LEADERS of a local authority set to levy the second lowest council tax in the North-East have raised concerns public services could still be declining in the mid-2030s.

Ahead of Darlington Borough Council’s cabinet recommending increasing council tax by 2.99 per cent for the coming year, leader Councillor Stephen Harker said Brexit-related economic turmoil could hit the pockets of residents and the authority in the long-term.

After the meeting heard suggestions that it could be 15 years before councils in the North-East recover from Brexit, Cllr Harker said: “I frankly don’t think it will be until much much longer than that. I think we face many years of decline to public services.”

He said while 58 per cent of the council’s funding was generated through council tax – in the North-East only Sunderland has a lower rate then Darlington – and the bulk of the remainder came from business rates.

Cllr Harker said: “If we see our economy decline drastically, we will see a major part of our funding fall away and the burden that will onto residents will only increase. The only alternative would be a further slashing to services.

“Bearing in mind this local authority, as with many other local authorities, are at a point where they can barely afford statutory services I fail to see how we can significantly reduce our expenditure any further, but we must as we face a funding gap of around £5m at the end of the four-year plan.”

Opposition councillors issued warnings that there was an overwhelming amount of doubts enveloping the authority’s financial plans.

Tory councillor Charles Johnson said: “The Conservative group is saying what we are really looking is one achievable budget and three forecast budgets which will be particularly subject to external pressure, such as Brexit. Under these circumstances we are concerned and we think it would be wrong to support the recommendations without it being made clear budgets for years two, three and four are based on best current estimates.”

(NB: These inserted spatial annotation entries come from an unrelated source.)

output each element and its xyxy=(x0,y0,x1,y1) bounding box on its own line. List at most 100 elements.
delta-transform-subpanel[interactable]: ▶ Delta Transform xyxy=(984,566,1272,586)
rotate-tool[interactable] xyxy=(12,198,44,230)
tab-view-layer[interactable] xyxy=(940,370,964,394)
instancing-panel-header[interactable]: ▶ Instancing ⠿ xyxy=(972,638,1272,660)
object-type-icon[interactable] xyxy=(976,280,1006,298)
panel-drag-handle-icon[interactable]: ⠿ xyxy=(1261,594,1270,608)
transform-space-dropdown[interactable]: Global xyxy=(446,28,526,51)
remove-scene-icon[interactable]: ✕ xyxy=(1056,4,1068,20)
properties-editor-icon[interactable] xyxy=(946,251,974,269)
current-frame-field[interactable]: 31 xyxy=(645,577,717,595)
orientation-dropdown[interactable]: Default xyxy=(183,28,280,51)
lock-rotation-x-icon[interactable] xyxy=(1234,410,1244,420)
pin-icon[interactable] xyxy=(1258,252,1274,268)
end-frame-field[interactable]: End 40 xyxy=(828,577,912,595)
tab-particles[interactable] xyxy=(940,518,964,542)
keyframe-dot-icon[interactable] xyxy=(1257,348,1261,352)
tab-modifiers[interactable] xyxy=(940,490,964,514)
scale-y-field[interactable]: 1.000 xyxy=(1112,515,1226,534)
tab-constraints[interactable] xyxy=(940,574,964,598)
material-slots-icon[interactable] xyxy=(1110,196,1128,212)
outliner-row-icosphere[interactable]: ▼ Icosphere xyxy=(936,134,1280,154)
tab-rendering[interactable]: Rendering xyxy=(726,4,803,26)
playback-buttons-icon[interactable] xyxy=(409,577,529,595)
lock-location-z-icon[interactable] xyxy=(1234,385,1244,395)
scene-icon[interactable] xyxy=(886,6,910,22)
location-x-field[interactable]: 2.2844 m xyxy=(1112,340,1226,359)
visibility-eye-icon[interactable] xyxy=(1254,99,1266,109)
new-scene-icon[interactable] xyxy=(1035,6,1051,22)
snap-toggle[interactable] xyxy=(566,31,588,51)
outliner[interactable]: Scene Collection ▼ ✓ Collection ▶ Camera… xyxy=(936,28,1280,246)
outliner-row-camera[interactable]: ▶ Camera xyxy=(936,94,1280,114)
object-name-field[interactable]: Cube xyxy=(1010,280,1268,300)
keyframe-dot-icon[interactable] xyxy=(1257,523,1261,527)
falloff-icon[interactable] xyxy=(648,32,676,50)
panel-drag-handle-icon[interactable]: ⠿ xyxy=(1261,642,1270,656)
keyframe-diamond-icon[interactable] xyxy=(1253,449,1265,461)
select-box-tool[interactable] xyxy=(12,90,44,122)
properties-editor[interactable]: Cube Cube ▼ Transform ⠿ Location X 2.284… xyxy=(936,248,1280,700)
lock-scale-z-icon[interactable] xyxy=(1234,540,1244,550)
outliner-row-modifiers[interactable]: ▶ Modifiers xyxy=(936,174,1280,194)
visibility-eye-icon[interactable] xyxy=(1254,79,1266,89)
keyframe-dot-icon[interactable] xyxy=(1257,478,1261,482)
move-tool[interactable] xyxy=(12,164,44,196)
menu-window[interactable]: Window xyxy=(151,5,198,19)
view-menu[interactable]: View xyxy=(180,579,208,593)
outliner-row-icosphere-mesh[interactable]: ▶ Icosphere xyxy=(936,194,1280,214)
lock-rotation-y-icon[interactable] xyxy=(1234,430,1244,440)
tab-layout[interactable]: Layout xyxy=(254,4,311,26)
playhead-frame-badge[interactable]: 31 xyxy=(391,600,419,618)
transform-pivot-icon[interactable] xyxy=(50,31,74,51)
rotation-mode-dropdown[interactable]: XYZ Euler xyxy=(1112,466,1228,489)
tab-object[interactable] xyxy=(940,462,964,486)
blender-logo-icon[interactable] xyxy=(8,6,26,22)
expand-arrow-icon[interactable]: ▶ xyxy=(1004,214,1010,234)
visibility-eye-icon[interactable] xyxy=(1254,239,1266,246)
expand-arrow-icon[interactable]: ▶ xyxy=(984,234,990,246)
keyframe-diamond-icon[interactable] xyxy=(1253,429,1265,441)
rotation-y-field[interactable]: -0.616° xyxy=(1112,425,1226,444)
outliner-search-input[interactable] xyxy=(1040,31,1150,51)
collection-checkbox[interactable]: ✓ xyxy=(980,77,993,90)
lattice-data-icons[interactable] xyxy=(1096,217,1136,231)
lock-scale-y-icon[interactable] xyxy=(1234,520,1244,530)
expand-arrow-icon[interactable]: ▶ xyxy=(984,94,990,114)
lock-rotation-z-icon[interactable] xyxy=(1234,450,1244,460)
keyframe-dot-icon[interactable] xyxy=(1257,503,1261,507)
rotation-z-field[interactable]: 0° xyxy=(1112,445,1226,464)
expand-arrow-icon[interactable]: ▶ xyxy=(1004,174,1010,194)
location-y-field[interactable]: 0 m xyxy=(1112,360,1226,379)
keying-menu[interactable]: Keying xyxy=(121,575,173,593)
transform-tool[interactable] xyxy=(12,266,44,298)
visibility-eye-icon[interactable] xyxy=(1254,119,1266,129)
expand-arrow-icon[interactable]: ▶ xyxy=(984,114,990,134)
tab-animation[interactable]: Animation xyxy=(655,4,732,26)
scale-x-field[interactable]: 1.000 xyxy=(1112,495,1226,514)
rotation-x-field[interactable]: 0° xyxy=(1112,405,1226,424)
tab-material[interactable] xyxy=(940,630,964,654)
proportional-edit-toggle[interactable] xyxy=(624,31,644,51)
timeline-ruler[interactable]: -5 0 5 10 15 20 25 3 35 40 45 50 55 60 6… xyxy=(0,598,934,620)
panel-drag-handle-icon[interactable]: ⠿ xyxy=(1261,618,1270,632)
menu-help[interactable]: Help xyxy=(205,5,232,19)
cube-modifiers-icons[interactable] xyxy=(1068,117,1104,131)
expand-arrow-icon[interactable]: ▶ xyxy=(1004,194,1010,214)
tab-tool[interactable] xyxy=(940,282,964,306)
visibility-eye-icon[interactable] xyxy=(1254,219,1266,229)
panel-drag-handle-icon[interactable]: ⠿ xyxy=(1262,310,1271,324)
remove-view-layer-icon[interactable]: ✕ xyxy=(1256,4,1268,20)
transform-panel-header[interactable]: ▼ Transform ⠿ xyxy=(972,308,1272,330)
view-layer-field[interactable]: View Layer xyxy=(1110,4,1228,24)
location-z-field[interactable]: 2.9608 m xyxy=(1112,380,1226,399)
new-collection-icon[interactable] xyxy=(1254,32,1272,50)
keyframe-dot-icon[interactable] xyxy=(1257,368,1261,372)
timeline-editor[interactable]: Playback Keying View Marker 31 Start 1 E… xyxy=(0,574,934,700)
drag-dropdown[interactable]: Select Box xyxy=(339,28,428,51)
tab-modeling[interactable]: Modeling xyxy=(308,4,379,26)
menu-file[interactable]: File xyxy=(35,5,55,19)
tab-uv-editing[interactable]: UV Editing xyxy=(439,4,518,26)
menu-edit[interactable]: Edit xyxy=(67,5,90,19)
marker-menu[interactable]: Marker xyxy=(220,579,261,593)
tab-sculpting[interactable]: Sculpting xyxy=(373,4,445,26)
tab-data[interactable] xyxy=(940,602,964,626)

Independent councillor Alan Coultas added: “This plan faces massive risk and against this we have to question whether impacted by chaotic government the risk contingencies have been set high enough.”

The authority’s Labour leadership said the council regularly reconsidered and reviewed its financial plans and Brexit was just one of a number of macro-economic factors that would affect Darlington’s economy.

Cllr Harker said it remained financially prudent for the council to plan its finances four years in advance, but the plan flagged up risks facing the council.

Replying to Cllr Johnson, he said: “I don’t really understand what you suggest we do. Just present a single year’s budget and keep our fingers crossed? This is a good attempt given what we do know and the uncertainty we are aware of, in producing a plan for four years.

“In the budget in the autumn, your Government said austerity was over. I think that was appalling thing to say. It gave people particularly in the North-East a lot of false hope. Austerity is not over. We are still facing funding cuts and will do at the end of this four-year financial plan. It will be many years before we can get back to the levels of provision protecting vulnerable people as we were in 2010.”

Councillor Nick Wallis added: “None of us have a crystal ball. At the time this was drafted and where we sit here today this is the best guess we can make.”